Answer
Amplitude is $3$ and the period is $4\pi $
Work Step by Step
The given equation is $y=3\sin \frac{1}{2}x$. It is in the form of $y=A\operatorname{sinBx}$, A is 3 and B is $\frac{1}{2}$. It shows the amplitude of 3 and the period is,
$\begin{align}
& \frac{2\pi }{B}=\frac{2\pi }{\frac{1}{2}} \\
& =2\pi \times 2 \\
& =4\pi
\end{align}$
The quarter period is,
$\frac{4\pi }{4}=\pi $
Since it is mentioned that the cycles begin from 0, we add the quarter period in order to generate the values of x. Find the various values of the given function as follows:
When the value of x is 0:
$\begin{align}
& y=3\sin \left( \frac{1}{2}x \right) \\
& =3\sin \left( \frac{1}{2}\times 0 \right) \\
& =0
\end{align}$
And the coordinates of the graph are:
$\left( 0,0 \right)$.
When the value of x is $\pi $:
$\begin{align}
& y=3\sin \left( \frac{1}{2}x \right) \\
& =3\sin \left( \frac{1}{2}\times \pi \right) \\
& =3\sin \left( \frac{\pi }{2} \right)
\end{align}$
And the value at $\frac{\pi }{2}$ is 1. So,
$\begin{align}
& y=3\times 1 \\
& =3
\end{align}$
And the coordinates of the graph are $\left( \pi,3 \right)$.
When the value of x is $2\pi $:
$\begin{align}
& y=3\sin \left( \frac{1}{2}x \right) \\
& =3\sin \left( \frac{1}{2}\times 2\pi \right) \\
& =3\sin \left( \frac{2\pi }{2} \right)
\end{align}$
The value at $\pi $ is 0. Then,
$\begin{align}
& y=3\times 0 \\
& =0
\end{align}$
And the coordinates of the graph are $\left( 2\pi,0 \right)$.
When the value of x is $3\pi $. So,
$\begin{align}
& y=3\sin \left( \frac{1}{2}x \right) \\
& =3\sin \left( \frac{1}{2}\times 3\pi \right) \\
& =3\sin \left( \frac{3\pi }{2} \right)
\end{align}$
The value at $\frac{3\pi }{2}$ is -1
$\begin{align}
& y=3\times -1 \\
& =-3
\end{align}$
And the coordinates of the graph are $\left( 3\pi,-3 \right)$.

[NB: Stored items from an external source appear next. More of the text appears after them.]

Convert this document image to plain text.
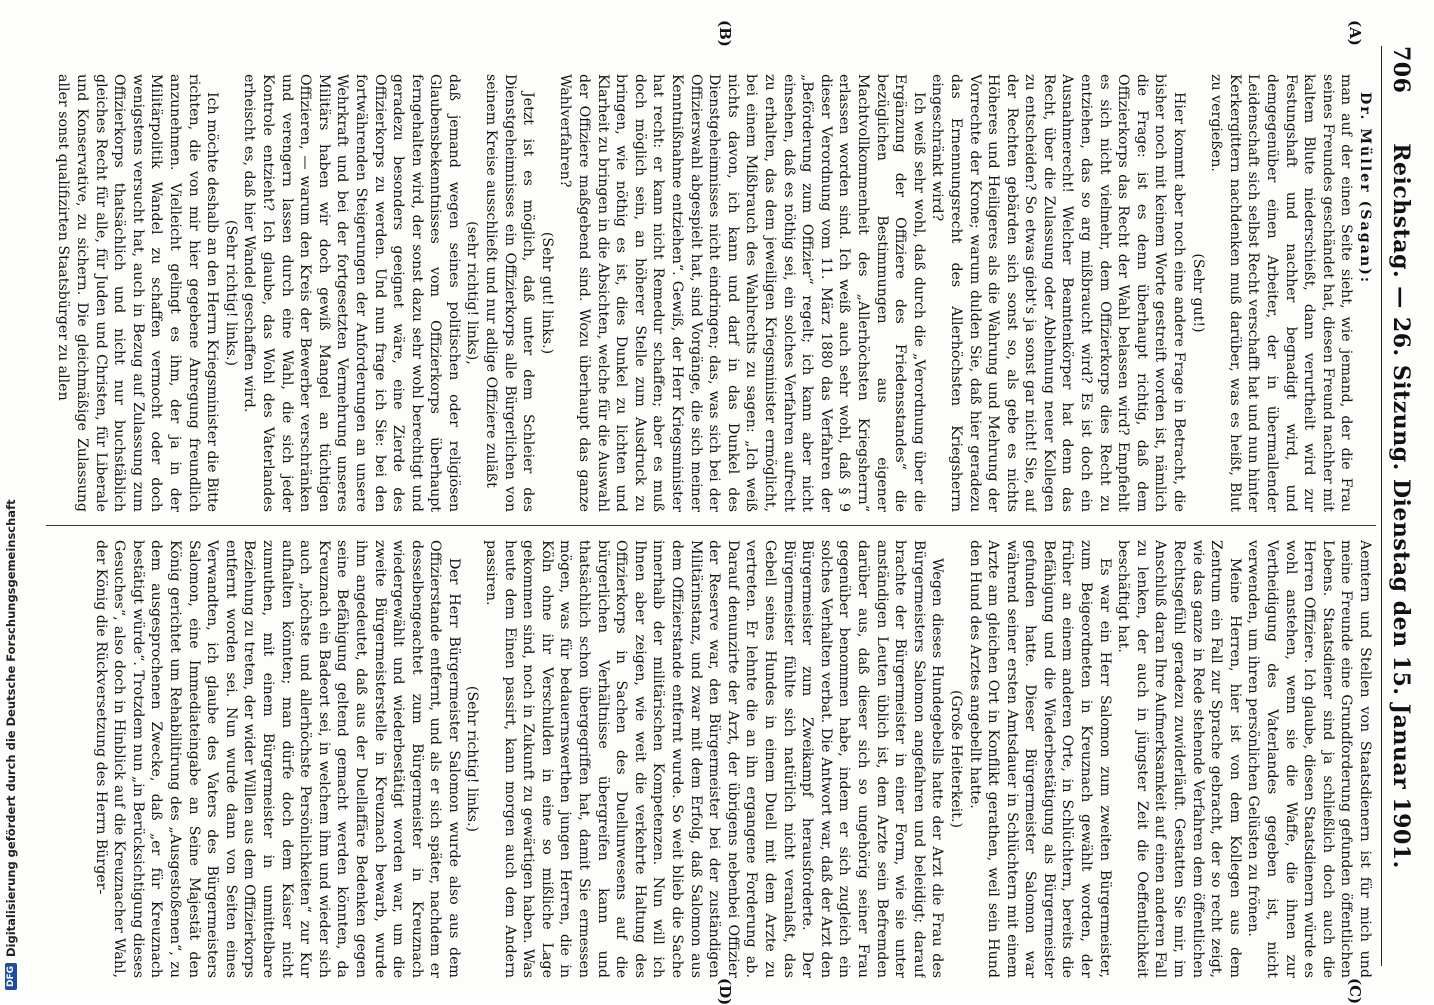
706
Reichstag. — 26. Sitzung. Dienstag den 15. Januar 1901.
(A)
(B)
(C)
(D)

Dr. Müller (Sagan):

man auf der einen Seite sieht, wie jemand, der die Frau seines Freundes geschändet hat, diesen Freund nachher mit kaltem Blute niederschießt, dann verurtheilt wird zur Festungshaft und nachher begnadigt wird, und demgegenüber einen Arbeiter, der in übermallender Leidenschaft sich selbst Recht verschafft hat und nun hinter Kerkergittern nachdenken muß darüber, was es heißt, Blut zu vergießen.

(Sehr gut!)

Hier kommt aber noch eine andere Frage in Betracht, die bisher noch mit keinem Worte gestreift worden ist, nämlich die Frage: ist es denn überhaupt richtig, daß dem Offizierkorps das Recht der Wahl belassen wird? Empfiehlt es sich nicht vielmehr, dem Offizierkorps dies Recht zu entziehen, das so arg mißbraucht wird? Es ist doch ein Ausnahmerecht! Welcher Beamtenkörper hat denn das Recht, über die Zulassung oder Ablehnung neuer Kollegen zu entscheiden? So etwas giebt's ja sonst gar nicht! Sie, auf der Rechten gebärden sich sonst so, als gebe es nichts Höheres und Heiligeres als die Wahrung und Mehrung der Vorrechte der Krone; warum dulden Sie, daß hier geradezu das Ernennungsrecht des Allerhöchsten Kriegsherrn eingeschränkt wird?

Ich weiß sehr wohl, daß durch die „Verordnung über die Ergänzung der Offiziere des Friedensstandes“ die bezüglichen Bestimmungen aus eigener Machtvollkommenheit des „Allerhöchsten Kriegsherrn“ erlassen worden sind. Ich weiß auch sehr wohl, daß § 9 dieser Verordnung vom 11. März 1880 das Verfahren der „Beförderung zum Offizier“ regelt; ich kann aber nicht einsehen, daß es nöthig sei, ein solches Verfahren aufrecht zu erhalten, das dem jeweiligen Kriegsminister ermöglicht, bei einem Mißbrauch des Wahlrechts zu sagen: „Ich weiß nichts davon, ich kann und darf in das Dunkel des Dienstgeheimnisses nicht eindringen; das, was sich bei der Offizierswahl abgespielt hat, sind Vorgänge, die sich meiner Kenntnißnahme entziehen“. Gewiß, der Herr Kriegsminister hat recht: er kann nicht Remedur schaffen; aber es muß doch möglich sein, an höherer Stelle zum Ausdruck zu bringen, wie nöthig es ist, dies Dunkel zu lichten und Klarheit zu bringen in die Absichten, welche für die Auswahl der Offiziere maßgebend sind. Wozu überhaupt das ganze Wahlverfahren?

(Sehr gut! links.)

Jetzt ist es möglich, daß unter dem Schleier des Dienstgeheimnisses ein Offizierkorps alle Bürgerlichen von seinem Kreise ausschließt und nur adlige Offiziere zuläßt

(sehr richtig! links),

daß jemand wegen seines politischen oder religiösen Glaubensbekenntnisses vom Offizierkorps überhaupt ferngehalten wird, der sonst dazu sehr wohl berechtigt und geradezu besonders geeignet wäre, eine Zierde des Offizierkorps zu werden. Und nun frage ich Sie: bei den fortwährenden Steigerungen der Anforderungen an unsere Wehrkraft und bei der fortgesetzten Vermehrung unseres Militärs haben wir doch gewiß Mangel an tüchtigen Offizieren, — warum den Kreis der Bewerber verschränken und verengern lassen durch eine Wahl, die sich jeder Kontrole entzieht? Ich glaube, das Wohl des Vaterlandes erheischt es, daß hier Wandel geschaffen wird.

(Sehr richtig! links.)

Ich möchte deshalb an den Herrn Kriegsminister die Bitte richten, die von mir hier gegebene Anregung freundlich anzunehmen. Vielleicht gelingt es ihm, der ja in der Militärpolitik Wandel zu schaffen vermocht oder doch wenigstens versucht hat, auch in Bezug auf Zulassung zum Offizierkorps thatsächlich und nicht nur buchstäblich gleiches Recht für alle, für Juden und Christen, für Liberale und Konservative, zu sichern. Die gleichmäßige Zulassung aller sonst qualifizirten Staatsbürger zu allen

Aemtern und Stellen von Staatsdienern ist für mich und meine Freunde eine Grundforderung gefunden öffentlichen Lebens. Staatsdiener sind ja schließlich doch auch die Herren Offiziere. Ich glaube, diesen Staatsdienern würde es wohl anstehen, wenn sie die Waffe, die ihnen zur Vertheidigung des Vaterlandes gegeben ist, nicht verwenden, um ihren persönlichen Gelüsten zu frönen.

Meine Herren, hier ist von dem Kollegen aus dem Zentrum ein Fall zur Sprache gebracht, der so recht zeigt, wie das ganze in Rede stehende Verfahren dem öffentlichen Rechtsgefühl geradezu zuwiderläuft. Gestatten Sie mir, im Anschluß daran Ihre Aufmerksamkeit auf einen anderen Fall zu lenken, der auch in jüngster Zeit die Oeffentlichkeit beschäftigt hat.

Es war ein Herr Salomon zum zweiten Bürgermeister, zum Beigeordneten in Kreuznach gewählt worden, der früher an einem anderen Orte, in Schlüchtern, bereits die Befähigung und die Wiederbestätigung als Bürgermeister gefunden hatte. Dieser Bürgermeister Salomon war während seiner ersten Amtsdauer in Schlüchtern mit einem Arzte am gleichen Ort in Konflikt gerathen, weil sein Hund den Hund des Arztes angebellt hatte.

(Große Heiterkeit.)

Wegen dieses Hundegebells hatte der Arzt die Frau des Bürgermeisters Salomon angefahren und beleidigt; darauf brachte der Bürgermeister in einer Form, wie sie unter anständigen Leuten üblich ist, dem Arzte sein Befremden darüber aus, daß dieser sich so ungehörig seiner Frau gegenüber benommen habe, indem er sich zugleich ein solches Verhalten verbat. Die Antwort war, daß der Arzt den Bürgermeister zum Zweikampf herausforderte. Der Bürgermeister fühlte sich natürlich nicht veranlaßt, das Gebell seines Hundes in einem Duell mit dem Arzte zu vertreten. Er lehnte die an ihn ergangene Forderung ab. Darauf denunzirte der Arzt, der übrigens nebenbei Offizier der Reserve war, den Bürgermeister bei der zuständigen Militärinstanz, und zwar mit dem Erfolg, daß Salomon aus dem Offizierstande entfernt wurde. So weit blieb die Sache innerhalb der militärischen Kompetenzen. Nun will ich Ihnen aber zeigen, wie weit die verkehrte Haltung des Offizierkorps in Sachen des Duellunwesens auf die bürgerlichen Verhältnisse übergreifen kann und thatsächlich schon übergegriffen hat, damit Sie ermessen mögen, was für bedauernswerthen jungen Herren, die in Köln ohne ihr Verschulden in eine so mißliche Lage gekommen sind, noch in Zukunft zu gewärtigen haben. Was heute dem Einen passirt, kann morgen auch dem Andern passiren.

(Sehr richtig! links.)

Der Herr Bürgermeister Salomon wurde also aus dem Offizierstande entfernt, und als er sich später, nachdem er desselbengeachtet zum Bürgermeister in Kreuznach wiedergewählt und wiederbestätigt worden war, um die zweite Bürgermeisterstelle in Kreuznach bewarb, wurde ihm angedeutet, daß aus der Duellaffäre Bedenken gegen seine Befähigung geltend gemacht werden könnten, da Kreuznach ein Badeort sei, in welchem ihm und wieder sich auch „höchste und allerhöchste Persönlichkeiten“ zur Kur aufhalten könnten; man dürfe doch dem Kaiser nicht zumuthen, mit einem Bürgermeister in unmittelbare Beziehung zu treten, der wider Willen aus dem Offizierkorps entfernt worden sei. Nun wurde dann von Seiten eines Verwandten, ich glaube des Vaters des Bürgermeisters Salomon, eine Immediateingabe an Seine Majestät den König gerichtet um Rehabilitirung des „Ausgestoßenen“, zu dem ausgesprochenen Zwecke, daß „er für Kreuznach bestätigt würde“. Trotzdem nun „in Berücksichtigung dieses Gesuches“, also doch in Hinblick auf die Kreuznacher Wahl, der König die Rückversetzung des Herrn Bürger-

DFG
Digitalisierung gefördert durch die Deutsche Forschungsgemeinschaft
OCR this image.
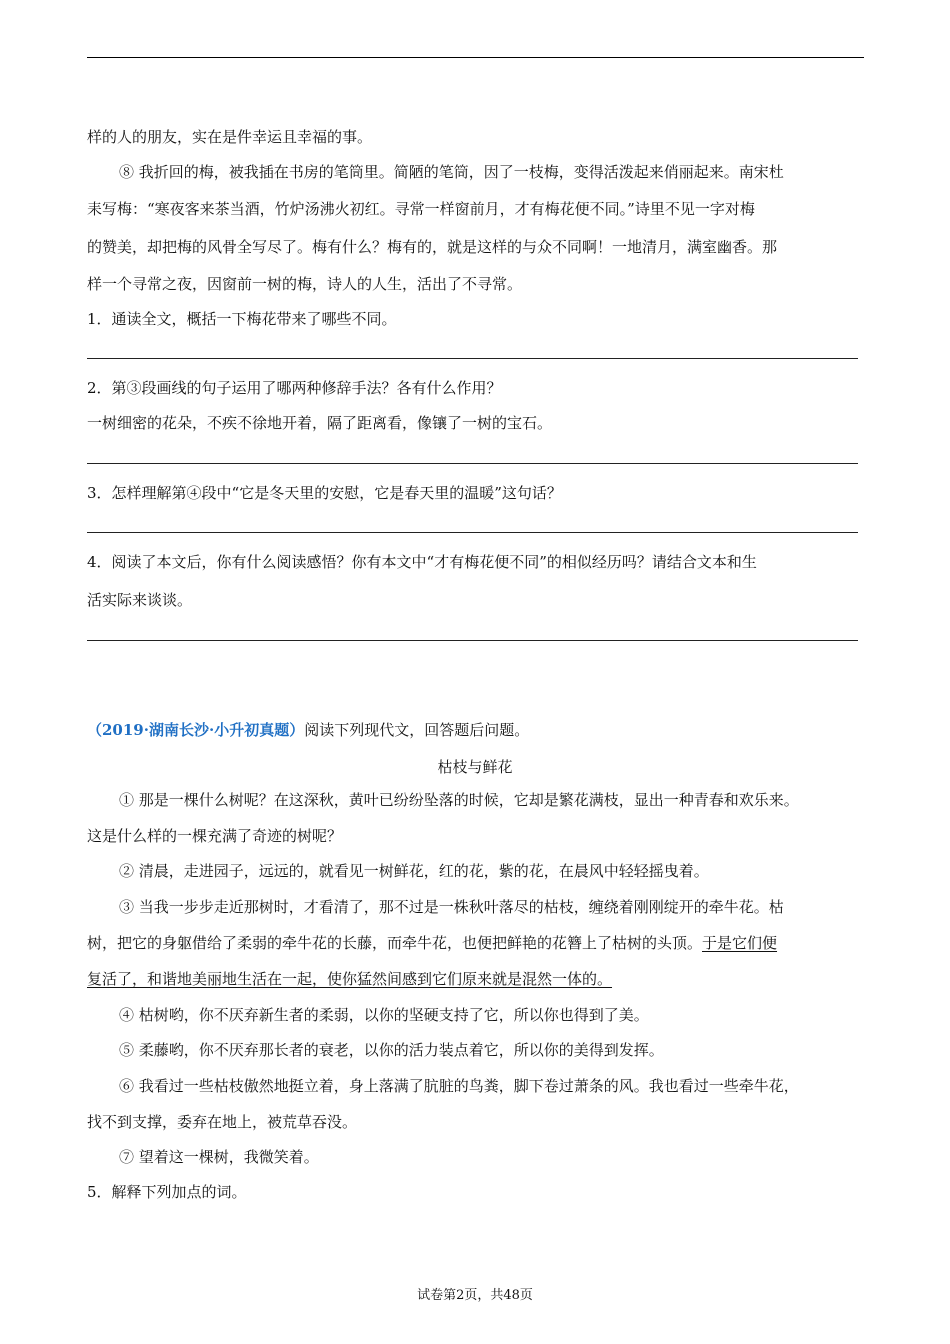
样的人的朋友，实在是件幸运且幸福的事。
⑧ 我折回的梅，被我插在书房的笔筒里。简陋的笔筒，因了一枝梅，变得活泼起来俏丽起来。南宋杜
耒写梅：“寒夜客来茶当酒，竹炉汤沸火初红。寻常一样窗前月，才有梅花便不同。”诗里不见一字对梅
的赞美，却把梅的风骨全写尽了。梅有什么？梅有的，就是这样的与众不同啊！一地清月，满室幽香。那
样一个寻常之夜，因窗前一树的梅，诗人的人生，活出了不寻常。
1．通读全文，概括一下梅花带来了哪些不同。
2．第③段画线的句子运用了哪两种修辞手法？各有什么作用？
一树细密的花朵，不疾不徐地开着，隔了距离看，像镶了一树的宝石。
3．怎样理解第④段中“它是冬天里的安慰，它是春天里的温暖”这句话？
4．阅读了本文后，你有什么阅读感悟？你有本文中“才有梅花便不同”的相似经历吗？请结合文本和生
活实际来谈谈。
（2019·湖南长沙·小升初真题）阅读下列现代文，回答题后问题。
枯枝与鲜花
① 那是一棵什么树呢？在这深秋，黄叶已纷纷坠落的时候，它却是繁花满枝，显出一种青春和欢乐来。
这是什么样的一棵充满了奇迹的树呢？
② 清晨，走进园子，远远的，就看见一树鲜花，红的花，紫的花，在晨风中轻轻摇曳着。
③ 当我一步步走近那树时，才看清了，那不过是一株秋叶落尽的枯枝，缠绕着刚刚绽开的牵牛花。枯
树，把它的身躯借给了柔弱的牵牛花的长藤，而牵牛花，也便把鲜艳的花簪上了枯树的头顶。于是它们便
复活了，和谐地美丽地生活在一起，使你猛然间感到它们原来就是混然一体的。
④ 枯树哟，你不厌弃新生者的柔弱，以你的坚硬支持了它，所以你也得到了美。
⑤ 柔藤哟，你不厌弃那长者的衰老，以你的活力装点着它，所以你的美得到发挥。
⑥ 我看过一些枯枝傲然地挺立着，身上落满了肮脏的鸟粪，脚下卷过萧条的风。我也看过一些牵牛花，
找不到支撑，委弃在地上，被荒草吞没。
⑦ 望着这一棵树，我微笑着。
5．解释下列加点的词。
试卷第2页，共48页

When the value of x is $4\pi $. So,
$\begin{align}
& y=3\sin \left( \frac{1}{2}x \right) \\
& =3\sin \left( \frac{1}{2}\times 4\pi \right) \\
& =3\sin \left( \frac{4\pi }{2} \right)
\end{align}$
The value of $2\pi $ is 0,
$\begin{align}
& y=3\times 0 \\
& =0
\end{align}$